The Wayback Machine is a service created by the Internet Archive that stores and provides access to old versions of websites.[1] It aims to preserve as much of the World Wide Web as possible.

While the Wayback Machine isn't a fannish site per se, it's often the last resort for finding fanfic and fan sites that have vanished from the internet, whether because of unrecoverable crashes, personal choice on a fan's part, abandoned sites, or a host company going belly-up or otherwise deciding to shut down sites -- such as AOL closing down AOL Hometown, and Yahoo/Geocities deciding to stop hosting personal sites.

The Wayback Machine receives its data from Alexa Internet, which repeatedly spiders the web to cache copies of sites.
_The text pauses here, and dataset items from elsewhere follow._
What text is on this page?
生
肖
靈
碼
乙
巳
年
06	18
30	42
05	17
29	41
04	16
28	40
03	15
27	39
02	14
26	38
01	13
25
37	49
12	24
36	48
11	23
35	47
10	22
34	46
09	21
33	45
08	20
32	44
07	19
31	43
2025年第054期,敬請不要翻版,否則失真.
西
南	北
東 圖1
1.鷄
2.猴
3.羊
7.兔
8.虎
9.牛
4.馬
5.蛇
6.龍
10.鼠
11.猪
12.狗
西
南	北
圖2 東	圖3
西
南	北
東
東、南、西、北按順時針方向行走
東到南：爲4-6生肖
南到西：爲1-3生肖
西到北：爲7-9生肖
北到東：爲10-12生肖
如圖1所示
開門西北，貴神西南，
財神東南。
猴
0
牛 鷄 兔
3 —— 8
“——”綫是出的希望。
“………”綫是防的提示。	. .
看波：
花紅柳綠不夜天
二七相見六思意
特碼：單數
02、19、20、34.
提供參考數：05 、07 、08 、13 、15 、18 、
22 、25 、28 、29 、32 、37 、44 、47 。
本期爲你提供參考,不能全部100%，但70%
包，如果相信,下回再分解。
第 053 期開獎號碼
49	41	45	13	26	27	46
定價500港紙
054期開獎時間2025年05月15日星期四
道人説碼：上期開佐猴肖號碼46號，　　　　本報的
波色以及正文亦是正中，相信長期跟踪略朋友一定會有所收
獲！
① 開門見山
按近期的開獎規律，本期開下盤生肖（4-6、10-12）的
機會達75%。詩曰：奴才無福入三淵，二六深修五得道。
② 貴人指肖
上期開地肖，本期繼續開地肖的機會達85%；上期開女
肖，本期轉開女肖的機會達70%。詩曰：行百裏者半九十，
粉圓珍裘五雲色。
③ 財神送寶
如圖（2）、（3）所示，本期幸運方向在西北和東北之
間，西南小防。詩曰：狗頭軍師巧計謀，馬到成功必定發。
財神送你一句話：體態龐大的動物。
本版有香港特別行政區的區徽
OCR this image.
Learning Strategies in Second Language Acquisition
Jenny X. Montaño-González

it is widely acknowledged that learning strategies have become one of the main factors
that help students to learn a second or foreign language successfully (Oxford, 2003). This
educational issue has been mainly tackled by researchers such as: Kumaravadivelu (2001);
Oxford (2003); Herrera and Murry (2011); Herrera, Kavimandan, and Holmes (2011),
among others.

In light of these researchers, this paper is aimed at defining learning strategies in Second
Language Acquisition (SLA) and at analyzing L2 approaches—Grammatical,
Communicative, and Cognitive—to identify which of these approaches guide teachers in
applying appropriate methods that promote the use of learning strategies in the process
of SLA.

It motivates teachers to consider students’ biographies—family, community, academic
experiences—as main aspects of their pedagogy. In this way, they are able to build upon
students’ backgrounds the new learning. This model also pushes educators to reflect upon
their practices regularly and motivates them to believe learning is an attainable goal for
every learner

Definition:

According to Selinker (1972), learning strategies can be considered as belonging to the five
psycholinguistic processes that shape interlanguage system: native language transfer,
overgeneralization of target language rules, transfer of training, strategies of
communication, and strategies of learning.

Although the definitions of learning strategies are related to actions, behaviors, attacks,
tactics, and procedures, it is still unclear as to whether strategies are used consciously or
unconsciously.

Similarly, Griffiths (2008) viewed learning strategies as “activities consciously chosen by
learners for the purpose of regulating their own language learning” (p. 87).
The Wayback Machine can provide not just a single copy of a given site, but often a years-long history.[1] It operates under the Oakland Archive policy that allows site indexing with an 'opt-out' policy (either via a "no index' file stored on the website or via a written request after indexing from the site owner). Other countries, such as the UK, do not allow site indexing without express written consent (an "opt-in" policy) and as a result some estimate that only 1% of digital history and creations will be preserved.[2]
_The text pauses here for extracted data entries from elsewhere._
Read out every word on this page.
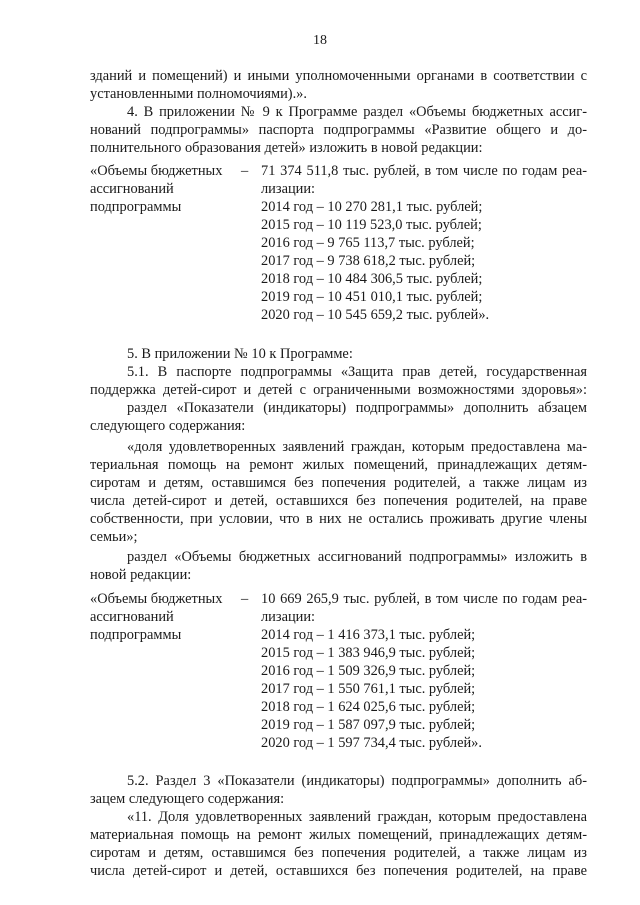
18
зданий и помещений) и иными уполномоченными органами в соответствии с
установленными полномочиями).».
4. В приложении № 9 к Программе раздел «Объемы бюджетных ассиг-
нований подпрограммы» паспорта подпрограммы «Развитие общего и до-
полнительного образования детей» изложить в новой редакции:
«Объемы бюджетных
ассигнований
подпрограммы
– 71 374 511,8 тыс. рублей, в том числе по годам реа-
лизации:
2014 год – 10 270 281,1 тыс. рублей;
2015 год – 10 119 523,0 тыс. рублей;
2016 год – 9 765 113,7 тыс. рублей;
2017 год – 9 738 618,2 тыс. рублей;
2018 год – 10 484 306,5 тыс. рублей;
2019 год – 10 451 010,1 тыс. рублей;
2020 год – 10 545 659,2 тыс. рублей».
5. В приложении № 10 к Программе:
5.1. В паспорте подпрограммы «Защита прав детей, государственная
поддержка детей-сирот и детей с ограниченными возможностями здоровья»:
раздел «Показатели (индикаторы) подпрограммы» дополнить абзацем
следующего содержания:
«доля удовлетворенных заявлений граждан, которым предоставлена ма-
териальная помощь на ремонт жилых помещений, принадлежащих детям-
сиротам и детям, оставшимся без попечения родителей, а также лицам из
числа детей-сирот и детей, оставшихся без попечения родителей, на праве
собственности, при условии, что в них не остались проживать другие члены
семьи»;
раздел «Объемы бюджетных ассигнований подпрограммы» изложить в
новой редакции:
«Объемы бюджетных
ассигнований
подпрограммы
– 10 669 265,9 тыс. рублей, в том числе по годам реа-
лизации:
2014 год – 1 416 373,1 тыс. рублей;
2015 год – 1 383 946,9 тыс. рублей;
2016 год – 1 509 326,9 тыс. рублей;
2017 год – 1 550 761,1 тыс. рублей;
2018 год – 1 624 025,6 тыс. рублей;
2019 год – 1 587 097,9 тыс. рублей;
2020 год – 1 597 734,4 тыс. рублей».
5.2. Раздел 3 «Показатели (индикаторы) подпрограммы» дополнить аб-
зацем следующего содержания:
«11. Доля удовлетворенных заявлений граждан, которым предоставлена
материальная помощь на ремонт жилых помещений, принадлежащих детям-
сиротам и детям, оставшимся без попечения родителей, а также лицам из
числа детей-сирот и детей, оставшихся без попечения родителей, на праве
As of April 20, 2009, the Wayback Machine stored approximately 4.5 Petabytes (4.5 million gigabytes) of archived web data, including huge swathes of online fandom.[3]

The site is named after the "Waybac Machine" from The Rocky and Bullwinkle Show cartoons of the 1960s (which in turn was a play on the Univac computer).
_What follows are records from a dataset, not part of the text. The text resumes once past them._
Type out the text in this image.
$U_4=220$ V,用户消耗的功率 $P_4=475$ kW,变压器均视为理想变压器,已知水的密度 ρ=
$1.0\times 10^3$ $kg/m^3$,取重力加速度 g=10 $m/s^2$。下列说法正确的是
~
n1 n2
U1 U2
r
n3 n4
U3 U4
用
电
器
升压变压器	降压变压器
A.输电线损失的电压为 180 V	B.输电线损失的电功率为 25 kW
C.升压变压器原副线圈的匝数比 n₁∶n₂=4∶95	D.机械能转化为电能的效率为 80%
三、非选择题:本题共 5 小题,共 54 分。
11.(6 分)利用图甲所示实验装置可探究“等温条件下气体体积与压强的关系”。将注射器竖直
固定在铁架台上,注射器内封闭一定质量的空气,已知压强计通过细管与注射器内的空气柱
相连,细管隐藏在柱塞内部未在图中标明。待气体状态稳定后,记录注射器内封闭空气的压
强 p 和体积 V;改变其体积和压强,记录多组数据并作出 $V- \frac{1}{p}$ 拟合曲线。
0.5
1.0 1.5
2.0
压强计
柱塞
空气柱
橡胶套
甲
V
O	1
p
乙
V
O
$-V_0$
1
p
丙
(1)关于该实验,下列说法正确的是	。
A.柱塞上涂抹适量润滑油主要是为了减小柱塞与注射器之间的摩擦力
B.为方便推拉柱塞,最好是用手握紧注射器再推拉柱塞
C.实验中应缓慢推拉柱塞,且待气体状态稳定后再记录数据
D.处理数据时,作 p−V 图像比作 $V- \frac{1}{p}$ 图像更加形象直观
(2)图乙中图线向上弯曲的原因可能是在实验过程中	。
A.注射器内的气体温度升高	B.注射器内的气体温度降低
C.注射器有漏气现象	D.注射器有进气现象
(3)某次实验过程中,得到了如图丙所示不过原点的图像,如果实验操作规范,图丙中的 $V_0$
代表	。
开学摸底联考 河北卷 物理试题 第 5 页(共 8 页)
Starting in late 2010, the site began beta testing an updated version of the WayBack Machine. Among one of the new features is the ability to navigate to a website while within the WayBack machine and, if the site is still online create a single page snapshot of the page that will eventually be stored in the archives. It offers a user driven method of archiving that is not dependent on random site crawling. However, since only a single page is archived, not the entire website, the WayBack Machine will continue to rely on Alexa for the bulk of its raw data.

Limitations

Although the Wayback Machine is invaluable, it is not infallible. Anyone wanting to use it should note the following:

  • Internet Archive policies respect "no robots" instructions on robots.txt documents. If a site owner includes such a command, the Internet Archive will either not record the site or not let you see it.
  • The Internet Archive was founded in 1996.
    • Sites that disappeared prior to 1996 will obviously not be included.
    • Since their bots track sites through links, and originally worked outward from links known to the founders, many sites that disappeared shortly after the founding of the Internet Archive were also never included.
  • The bots cannot record a file unless they find it.
    • Sites that have never been linked to will never be recorded (at least, not unless the owner specifically puts in a request, which is now possible); and sites rarely linked to may also never be recorded.
    • Pages/graphics may not have been recorded if there was a typo on a link.
    • In most cases, the bots record from the main directory through the links off the index page. If the site owner has left a dummy index page in situ and linked off a table of contents page with another name (e.g. "home.html"), then the internal pages may not be recorded.
    • Subsections of a site that were not linked into the index page may not have been recorded (though they may be, if they were tracked through an outside link from another website).
  • Because of size limitations, the bots have always not recorded large files. What constitutes a "large" file has changed with time: for sites recorded in the early years of the Archive, size constraints were stricter than they are today. However, you will often find that the following have not been recorded:
  • In some cases, the bots do a shallow scan of the net that picks up the pages and graphics in the main directory, but not in subdirectories (or not in sub-subdirectories). As a result, files that have been organized into folders such as "graphics/" or "fanfic/" are not always recorded.

References

  1. ^ a b Internet Archive Frequently Asked Questions (accessed 9 June 2010)
  2. ^ For more about the looming 'digital black hole' see 'A Real Copyright Problem In The UK: The Difficulty Of Archiving Important Websites' on techdirt.com, dated March 8, 2010 and 'Archiving Britain's web: The legal nightmare explored' on wired.co.uk dated March 5, 2010.
  3. ^ Wayback Machine comes to life in new home, posted April 20, 2009. Accessed May 29, 2009.